Son fonctionnement se caractérise par l’existence coordonnée de groupes (parfois dénommé « cercles ») :

  • Pourvus d’une « raison d’être » explicitant leur contribution à l’ensemble
  • Auto-gérés, agissant en toute autonomie et interdépendants dans le cadre de leur appartenance à cet ensemble
  • Sous une co-responsabilisation (double lien)

… et s’appuie sur 7 principes fondamentaux :

  1. Équivalence : Impliquer les personnes impactées dans les prises de décisions et les évolutions.
  2. Consentement : Lever, chercher et résoudre les objections aux décisions et aux actions.
  3. Empirisme : Tester toutes les hypothèses sur lesquelles s’appuyer, par l’expérimentation et l’amélioration en continu.
  4. Redevabilité : Faire ce qui est convenu de faire et assumer la responsabilité de son bon déroulement. Réagir lorsque c’est nécessaire
  5. Efficacité : Allouer du temps seulement à ce qui rapproche des objectifs.
  6. Amélioration Continue : Évoluer par incréments pour faciliter un apprentissage empirique constant.
  7. Transparence : Enregistrer toutes les informations qui sont précieuses pour l’organisation et les rendre accessibles à tous, à moins qu’il y ait un motif de confidentialité.

Dans des formes très sophistiquées telles que l’Holacratie, la sociocratie appliquée au ménagement des entreprises se traduit par un ensemble de principes consignés au sein d’une “constitution”, à l’instar des règles du jeu régissant le déroulement d’un jeu de société.

L’approche sociocratique suppose l’adoption d’un vocabulaire clarifiant les termes employés selon quelques notions clés :

Ainsi, on dénomme :

  • « Organisation » : tout collectif investi d’une vocation ou mission donnée (entreprise, département, équipe…)
  • « Situation » : toute opportunité, tout irritant ou tout problème auquel l’organisation entend apporter une réponse (=« Solution »)
  • « Intention » : la motivation d’un groupe ou d’un individu à répondre à une situation particulière, ce qui correspond aux notions usuelle de mission, enjeux et objectifs.
  • « Domaine » : zone d’influence, d’activité et de prise de décisions distincte au sein d’une organisation; on parle aussi parfois de « cercle » ou de « groupe », ce qui correspond à ce qui est usuellement défini comme « périmètre de management »

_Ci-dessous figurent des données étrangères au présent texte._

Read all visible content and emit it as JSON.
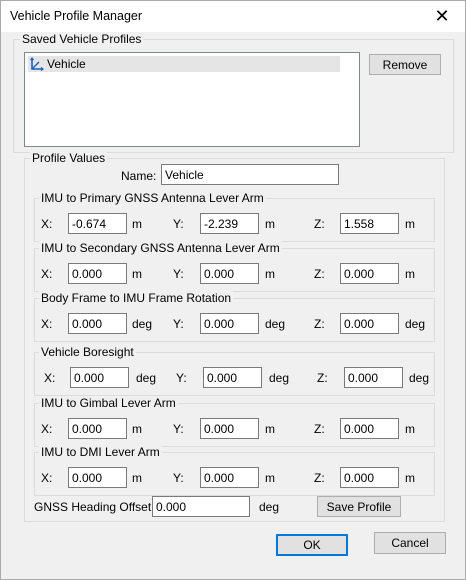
{
  "window": {
    "title": "Vehicle Profile Manager"
  },
  "saved": {
    "legend": "Saved Vehicle Profiles",
    "items": [
      {
        "label": "Vehicle",
        "icon": "axes-icon"
      }
    ],
    "remove_label": "Remove"
  },
  "values": {
    "legend": "Profile Values",
    "name_label": "Name:",
    "name_value": "Vehicle",
    "groups": [
      {
        "title": "IMU to Primary GNSS Antenna Lever Arm",
        "x": "-0.674",
        "y": "-2.239",
        "z": "1.558",
        "unit": "m"
      },
      {
        "title": "IMU to Secondary GNSS Antenna Lever Arm",
        "x": "0.000",
        "y": "0.000",
        "z": "0.000",
        "unit": "m"
      },
      {
        "title": "Body Frame to IMU Frame Rotation",
        "x": "0.000",
        "y": "0.000",
        "z": "0.000",
        "unit": "deg"
      },
      {
        "title": "Vehicle Boresight",
        "x": "0.000",
        "y": "0.000",
        "z": "0.000",
        "unit": "deg"
      },
      {
        "title": "IMU to Gimbal Lever Arm",
        "x": "0.000",
        "y": "0.000",
        "z": "0.000",
        "unit": "m"
      },
      {
        "title": "IMU to DMI Lever Arm",
        "x": "0.000",
        "y": "0.000",
        "z": "0.000",
        "unit": "m"
      }
    ],
    "axis_labels": {
      "x": "X:",
      "y": "Y:",
      "z": "Z:"
    },
    "heading_label": "GNSS Heading Offset:",
    "heading_value": "0.000",
    "heading_unit": "deg",
    "save_label": "Save Profile"
  },
  "footer": {
    "ok_label": "OK",
    "cancel_label": "Cancel"
  }
}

Quelques autres définitions :

  • Valeur : importance ou utilité de quelque chose lié à une intention.
  • Gaspillage : tout ce qui n’est pas nécessaire pour – ou qui fait obstacle à – répondre (plus) efficacement à une intention.
  • Entente : ligne directrice, politique, processus ou protocole établi dans le but de guider le flux de valeur. (= axe de travail, projet, chantier, action…)
  • Délégation : Octroi par une partie (le délégant) à une autre (le délégué) de l’autorité de s’occuper d’un domaine, (c’est-à-dire de faire certaines choses et/ou de prendre certaines décisions) pour lesquelles le délégant maintient la redevabilité globale.
  • Opportunité (Intention organisationnelle ): intention ou action dont la réponse (solution) aiderait l’organisation à générer de la valeur, à éliminer du gaspillage ou à éviter des conséquences inattendues.
  • Préoccupation : supposition – ou opinion – selon laquelle faire quelque chose (même en l’absence d’objections) pourraits’avérer être un obstacle pour une réponse (plus) efficace à une opportunité.
  • Tension : expérience personnelle, signe de dissonance entre sa perception d’une situation, et ses attentes ou préférences (=anomalie, écart, conflit).
  • Objection : argument démontrant (ou révélant) comment une solution proposée  (entente, décision …) peut entraîner des conséquences imprévues, ou qu’il y a des moyens intéressants d’améliorer cette solution proposée

Ainsi par exemple, l’ordre du jour d’une réunion consiste à collecter les « situations » à traiter.

Celles-ci sont transmises dans les jours qui précèdent la réunion à l’animateur de la prochaine réunion, celui-ci ayant été décidé lors de la réunion précédente

Tout participant est habilité à proposer une situation, en précisant s’il s’agit d’une « opportunité », d’une « préoccupation » ou d’une « tension », aux sens définis ci-dessus.

Lors de la réunion, chaque opportunité, préoccupation ou tension est traité selon un protocole dénommé « prise de décision consensuelle » permettant que chaque situation soit examinée et pourvue d’une « réponse » purgée de toute « objection ».